Status “merah” ini digunakan untuk mengkategorikan narapidana yang masih berpandangan belum NKRI dan belum mau menjalani proses deradikalisasi. Apakah ini menandakan bahwa proses deradikaliasi itu gagal? Tentu tidak dan sangat terburu-buru mengatakan bahwa program deradikalisasi yang dilakukan itu gagal.
Ismail menjelaskan bahwa tidak semua mantan Napiter kembali ke jaringan terorisme pasca keluar dari penjara.
Tidak sedikit juga mantan Napiter justru kembali ke masyarakat umum dan menjadi warga yang normal alias tidak lagi terlibat jaringan terorisme kembali.
"Bahkan, nama-nama dalam dunia terorisme seperti Ali Imran, Ali Fauzi dan lain-lain pun bisa disadarkan dengan program deradikalisasi dan bahkan kini berbalik arah menjadi mitra pemerintah dalam memberantas terorisme dan menjadi tokoh perubahan di kampung tempat tinggal dan sekitarnya"ujar Ismail.
Berdasarkan Undang-Undang Nomor 5 Tahun 2018 dan Perpres No. 12 Tahun 2012 tentang Perubahan atas PerpresNo. 46 tahun 2010 tentang Badan Nasional Penanggulangan Terorisme.
BNPT RI memiliki tugas dan salah satu programnya adalah deradikalisasi yang memiliki beberapa tahapan. Seperti yang ada di dalam lapas terlebih dahulu dengan identifikasi, rehabilitasi, re-edukasi, dan re-integrasi. Sedangkan, upaya pencegahan yang ada di luar lapas, dilakukan identifikasi, pembinaan keagamaan, wawasan kebangsaan, dan kewirausahaan.
"Impact program deradikalisasi semestinya tidak hanya bergantung ketika Napiter tersebut berada dalam lapas, namun juga di luar lapas.
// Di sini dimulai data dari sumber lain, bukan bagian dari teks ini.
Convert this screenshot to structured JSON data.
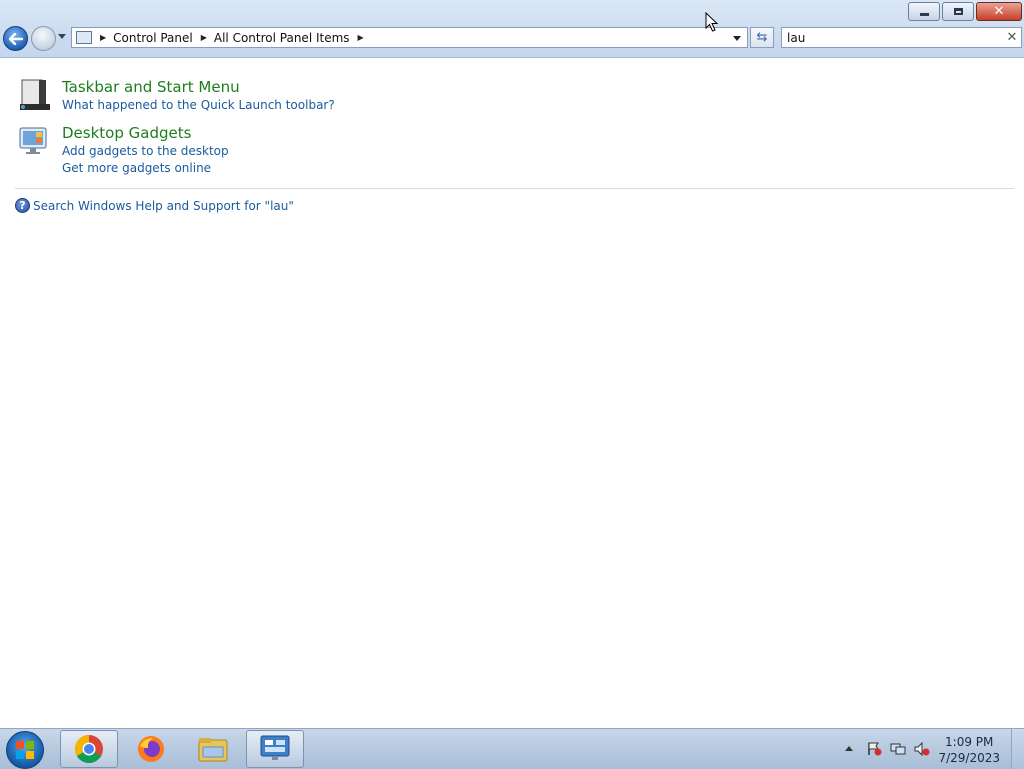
{
  "window": {
    "breadcrumb": [
      "Control Panel",
      "All Control Panel Items"
    ],
    "search_value": "lau"
  },
  "results": [
    {
      "title": "Taskbar and Start Menu",
      "links": [
        "What happened to the Quick Launch toolbar?"
      ]
    },
    {
      "title": "Desktop Gadgets",
      "links": [
        "Add gadgets to the desktop",
        "Get more gadgets online"
      ]
    }
  ],
  "help_link": "Search Windows Help and Support for \"lau\"",
  "taskbar": {
    "pinned": [
      "chrome-icon",
      "firefox-icon",
      "file-explorer-icon",
      "control-panel-icon"
    ],
    "clock_time": "1:09 PM",
    "clock_date": "7/29/2023"
  },
  "colors": {
    "result_title": "#1e7d1e",
    "link": "#1a5b9e"
  }
}
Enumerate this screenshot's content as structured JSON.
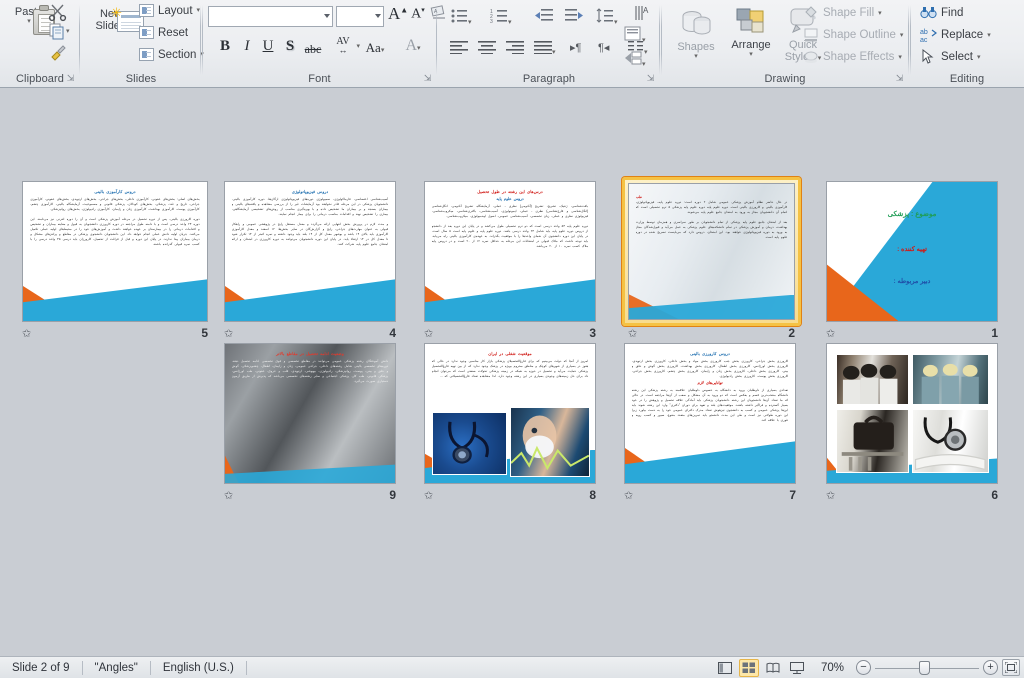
{
  "app": {
    "name": "Microsoft PowerPoint",
    "view": "Slide Sorter"
  },
  "ribbon": {
    "groups": [
      {
        "id": "clipboard",
        "label": "Clipboard"
      },
      {
        "id": "slides",
        "label": "Slides"
      },
      {
        "id": "font",
        "label": "Font"
      },
      {
        "id": "paragraph",
        "label": "Paragraph"
      },
      {
        "id": "drawing",
        "label": "Drawing"
      },
      {
        "id": "editing",
        "label": "Editing"
      }
    ],
    "clipboard": {
      "paste_label": "Paste",
      "cut_tooltip": "Cut",
      "copy_tooltip": "Copy",
      "format_painter_tooltip": "Format Painter"
    },
    "slides": {
      "new_slide_line1": "New",
      "new_slide_line2": "Slide",
      "layout_label": "Layout",
      "reset_label": "Reset",
      "section_label": "Section"
    },
    "font": {
      "font_name_value": "",
      "font_name_placeholder": "",
      "font_size_value": "",
      "font_size_placeholder": "",
      "grow_font": "A",
      "shrink_font": "A",
      "clear_formatting": "Clear Formatting",
      "bold": "B",
      "italic": "I",
      "underline": "U",
      "shadow": "S",
      "strikethrough": "abc",
      "character_spacing": "AV",
      "change_case": "Aa",
      "font_color": "A"
    },
    "paragraph": {
      "bullets": "Bullets",
      "numbering": "Numbering",
      "decrease_indent": "Decrease List Level",
      "increase_indent": "Increase List Level",
      "line_spacing": "Line Spacing",
      "align_left": "Align Text Left",
      "center": "Center",
      "align_right": "Align Text Right",
      "justify": "Justify",
      "ltr": "Left-to-Right",
      "rtl": "Right-to-Left",
      "columns": "Columns",
      "text_direction": "Text Direction",
      "align_text": "Align Text",
      "convert_smartart": "Convert to SmartArt"
    },
    "drawing": {
      "shapes_label": "Shapes",
      "arrange_label": "Arrange",
      "quick_styles_line1": "Quick",
      "quick_styles_line2": "Styles",
      "shape_fill": "Shape Fill",
      "shape_outline": "Shape Outline",
      "shape_effects": "Shape Effects"
    },
    "editing": {
      "find": "Find",
      "replace": "Replace",
      "select": "Select"
    }
  },
  "slides_panel": {
    "selected_slide": 2,
    "slides": [
      {
        "number": "5",
        "kind": "text",
        "title": "دروس کارآموزی بالینی",
        "title_color": "#1f6fb0",
        "body": "بخش‌های اصلی: بخش‌های عفونی، کارآموزی داخلی، بخش‌های جراحی، بخش‌های ارتوپدی، بخش‌های عفونی، کارآموزی جراحی، تاریخ و غدد، پزشکی، بخش‌های کودکان، پزشکی قانونی و مسموعیت، آزمایشگاه بالینی، کارآموزی چشم، کارآموزی پوست، کارآموزی بهداشت، کارآموزی زنان و زایمان، کارآموزی رادیولوژی، بخش‌های روانپزشکی.",
        "body2": "دوره کارورزی بالینی، پس از دوره تحصیل در مرحله آموزش پزشکی است و آن را دوره انترنی نیز می‌نامند. این دوره ۲۴ واحد درسی است و با دامنه طول مراجعه در دوره کارورزی دانشجویان به قبول و معاینه بیماران و تشخیص و اقدامات درمانی را در بیمارستان بر عهده خواهند داشت و آموزش‌های خود را در محیط‌های اولیه عملی تکمیل می‌کنند.",
        "highlight": "جریان اولیه دانش عملی انجام خواهد داد. این دانشجویان دانشجوی پزشکی در مقاطع و پرانتزهای مشکل و درمان بیماران پیدا ندارند. در پایان این دوره و قبل از فراغت از تحصیل، کارورزان باید درسی ۴۵ واحد درسی را با کسب نمره قبولی گذرانده باشند."
      },
      {
        "number": "4",
        "kind": "text",
        "title": "دروس فیزیوپاتولوژی",
        "title_color": "#1f6fb0",
        "body": "آسیب‌شناسی اختصاصی، فارماکولوژی، سمیولوژی دوره‌های فیزیوپاتولوژی ارگان‌ها، دوره کارآموزی بالینی. دانشجویان پزشکی در این مرحله قادر نخواهند بود آزمایشات غیر را از بررسی مشاهده و یافته‌های بالینی و بیماران بسنجد و بر بیماران ما تشخیص داده و با بهره‌گیری مناسب از روش‌های تشخیصی آزمایشگاهی، بیماری را تشخیص نهند و اقدامات مناسب درمانی را برای بیمار انجام نمایند.",
        "body2": "و مدت لازم در پرورش بخش انتهایی ارائه می‌گردد و معدل مستقل رایج در پژوهشی عمومی و راهکار قبولی به عنوان مهارت‌های جراحی، رایج و گزارش‌گان در سایر بخش‌ها.",
        "highlight": "۱۲ اسفند و معدل کارآموزی کارآموزی باید بالای ۱۴ باشد و بوشهر معدل کل از ۱۴ بلند باید وجود داشته و نمره کمتر از ۱۴ تکرار شود تا معدل کل در ۱۴ ارتقاء یابد. در پایان این دوره دانشجویان می‌توانند به دوره کارورزی در امتحان و ارائه امتحان جامع علوم پایه شرکت کنند."
      },
      {
        "number": "3",
        "kind": "text",
        "title": "درس‌های این رشته در طول تحصیل",
        "title_color": "#d01a16",
        "subtitle": "دروس علوم پایه",
        "subtitle_color": "#1f6fb0",
        "body": "بافت‌شناسی، ژنتیک، تشریح، تشریح (آناتومی) نظری - عملی، آزمایشگاه تشریح آناتومی، انگل‌شناسی (انگل‌شناسی و قارچ‌شناسی) نظری - عملی، ایمونولوژی، آسیب‌شناسی، باکتری‌شناسی، میکروب‌شناسی، فیزیولوژی نظری و عملی، زبان تخصصی، آسیب‌شناسی عمومی، اصول اپیدمیولوژی، میکروب‌شناسی.",
        "body2": "دوره علوم پایه ۵۴ واحد درسی است که دو ترم تحصیلی طول می‌کشد و در پایان این دوره بعد از دانشجو از دروس دوره علوم پایه باید شامل ۲۴ واحد درسی باشد.",
        "highlight": "دوره علوم پایه و علوم پایه است ۵ سال است. در پایان این دوره دانشجوی آن شمای واحدها را با موفقیت بگذراند. به عهده‌ی کارآموزی بالینی راه می‌یابد. باید توجه داشت که ملاک قبولی در امتحانات این مرحله به حداقل نمره ۱۲ از ۲۰ است و در دروس پایه ملاک کسب نمره ۱۰ از ۲۰ می‌باشد."
      },
      {
        "number": "2",
        "kind": "text-photo",
        "selected": true,
        "body": "در حال حاضر نظام آموزش پزشکی عمومی شامل ۲ دوره است: دوره علوم پایه، فیزیوپاتولوژی، کارآموزی بالینی و کارورزی بالینی است. دوره علوم پایه دوره علوم پایه پزشکی ۵ ترم تحصیلی است که اتمام آن دانشجویان مجاز به ورود به امتحان جامع علوم پایه می‌شوند.",
        "body2": "بعد از امتحان جامع علوم پایه پزشکی از تمام دانشجویان بر طور سراسری و همزمان توسط وزارت بهداشت، درمان و آموزش پزشکی در تمام دانشکده‌های علوم پزشکی به عمل می‌آید و قبول‌شدگان مجاز به ورود به دوره فیزیوپاتولوژی خواهند بود. این امتحان، دروس دارد که می‌بایست تصریح شده در دوره علوم پایه است."
      },
      {
        "number": "1",
        "kind": "title-slide",
        "lines": [
          {
            "text": "موضوع : پزشکی",
            "color": "#1f9d55"
          },
          {
            "text": "تهیه کننده :",
            "color": "#d01a16"
          },
          {
            "text": "دبیر مربوطه :",
            "color": "#1f4fa8"
          }
        ]
      },
      {
        "number": "9",
        "kind": "dark-text",
        "title": "وضعیت ادامه تحصیل در مقاطع بالاتر",
        "title_color": "#d01a16",
        "body": "دانش آموختگان رشته پزشکی عمومی می‌توانند در مقاطع تخصصی و فوق تخصصی ادامه تحصیل دهند. دوره‌های تخصصی بالینی شامل رشته‌های داخلی، جراحی عمومی، زنان و زایمان، اطفال، چشم‌پزشکی، گوش و حلق و بینی، پوست، روانپزشکی، رادیولوژی، بیهوشی، ارتوپدی، قلب و عروق، عفونی، طب اورژانس، پزشکی قانونی، طب کار، پزشکی اجتماعی و سایر رشته‌های تخصصی می‌باشد که پذیرش از طریق آزمون دستیاری صورت می‌گیرد."
      },
      {
        "number": "8",
        "kind": "text-photos",
        "title": "موقعیت شغلی در ایران",
        "title_color": "#d01a16",
        "body": "امروز از آنجا که دولت می‌بینیم که برای فارغ‌التحصیلان پزشکی بازار کار مناسبی وجود ندارد در حالی که هنوز در بسیاری از شهرهای کوچک و مناطق محروم بویژه در پزشک وجود ندارد که از بین تهیه فارغ‌التحصیل پزشکی حمایت می‌آید و تحصیل در حوزه به شبکه در زمینه پزشکی تحولات صنعتی است که می‌توان انجام داد برای حل زمینه‌های وجودی بسیاری در این رشته وجود دارد. لذا مشاهده تعداد فارغ‌التحصیلانی که ..."
      },
      {
        "number": "7",
        "kind": "text",
        "title": "دروس کارورزی بالینی",
        "title_color": "#1f6fb0",
        "body": "کارورزی بخش جراحی، کارورزی بخش جنب کارورزی بخش مواد و بخش داخلی، کارورزی بخش ارتوپدی، کارورزی بخش اورژانس، کارورزی بخش اطفال، کارورزی بخش بهداشت، کارورزی بخش گوش و حلق و بینی، کارورزی بخش داخلی، کارورزی بخش زنان و زایمان، کارورزی بخش چشم، کارورزی بخش جراحی، کارورزی بخش پوست، کارورزی بخش رادیولوژی.",
        "subtitle": "توانایی‌های لازم",
        "subtitle_color": "#d01a16",
        "body2": "تعدادی بسیاری از داوطلبان ورود به دانشگاه به خصوص داوطلبان علاقمند به رشته پزشکی این رشته دانشگاه منتخب‌ترین قسم و بعکس است که دو ورود به آن مشکل و صعب از آن‌ها مراجعه است. در حالی که ما تعداد آن‌ها دانشجویان این رشته دانشجویان پزشکی باید آمادگی علاقه تحصیل و پژوهش را در خود بسیار گسترده و فراگیر داشته باشند.",
        "highlight": "موفقیت‌های بلند و تعهد برای دوران \"دکتری\" وارد این رشته شوند باید این‌ها پزشکی عمومی و کسب به دانشجوی تیزهوش تعداد مدرک دکترای عمومی خود را به دست بیاورد زیرا این دوره طولانی نیز است و طی این مدت دانشجو باید تمرین‌های متعدد متنوع، صبور و کسب رویه و تئوری با علاقه کند."
      },
      {
        "number": "6",
        "kind": "photos-only",
        "caption": ""
      }
    ]
  },
  "status_bar": {
    "slide_indicator": "Slide 2 of 9",
    "theme": "\"Angles\"",
    "language": "English (U.S.)",
    "views": [
      {
        "name": "normal-view",
        "label": "Normal",
        "active": false
      },
      {
        "name": "slide-sorter-view",
        "label": "Slide Sorter",
        "active": true
      },
      {
        "name": "reading-view",
        "label": "Reading View",
        "active": false
      },
      {
        "name": "slide-show-view",
        "label": "Slide Show",
        "active": false
      }
    ],
    "zoom_level": "70%",
    "zoom_out": "−",
    "zoom_in": "+",
    "fit_to_window": "Fit slide to current window"
  },
  "colors": {
    "accent_blue": "#2aa8d8",
    "accent_orange": "#e8661b",
    "selection_gold": "#f5c244",
    "heading_red": "#d01a16",
    "heading_blue": "#1f6fb0",
    "panel_bg": "#c9cdd3"
  }
}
Di tahapan ini, keberhasilan program deradikalisasi dan mitigasi virus radikalisme terorisme sangat bergantung pada kerjasama dan sinergisitas dari seluruh lapisan masyarakat dengan pendekatan hulu ke hilir,"papar dia.
Ismail melihat peran dari keluarga, lingkungan terdekat, dan masyarakat pada umumnya memiliki peranan yang strategis dalam menjaga mereka agar tidak kembali kepada pemikiran radikal yang menghalalkan kekerasan.
"Keluarga idealnya menjadi bagian anggota masyarakat terkecil yang kuat memberikan dukungan positif bagi para mantan Napiter yang telah keluar dari penjara" jelasnya.
Keluarga dan masyarakat kiranya bisa mendukung, baik secara materil maupun moril bagi kehidupan Napiter pasca menjalani hukuman.
Tidak kalah pentingnya adalah keterlibatan langsung secara aktif dari masyarakat untuk mau menerima kembali mantan Napiter kembali ke lingkungannya.
"Penerimaan sosial (social acceptance) ini sangat penting sebagai modal awal mantan napiter untuk membaur dan berinteraksi menjalani hari-hari baru pasca keluar dari penjara,"ucapnya.
Ismail juga menambahkan PP-GPII mendorong sinergisitas antar lembaga tetap solid dan bergotong-royong dalam penanggulangan radikalisme terorisme dari hulu ke hilir. Seperti kolaborasi antara BNPT RI, Polri, BIN, BAIS TNI dan lainnya.
"BNPT perlu lebih banyak melibatkan banyak pihak untuk bergotong royong mencegah aksi-aksi serupa" pungkasnya.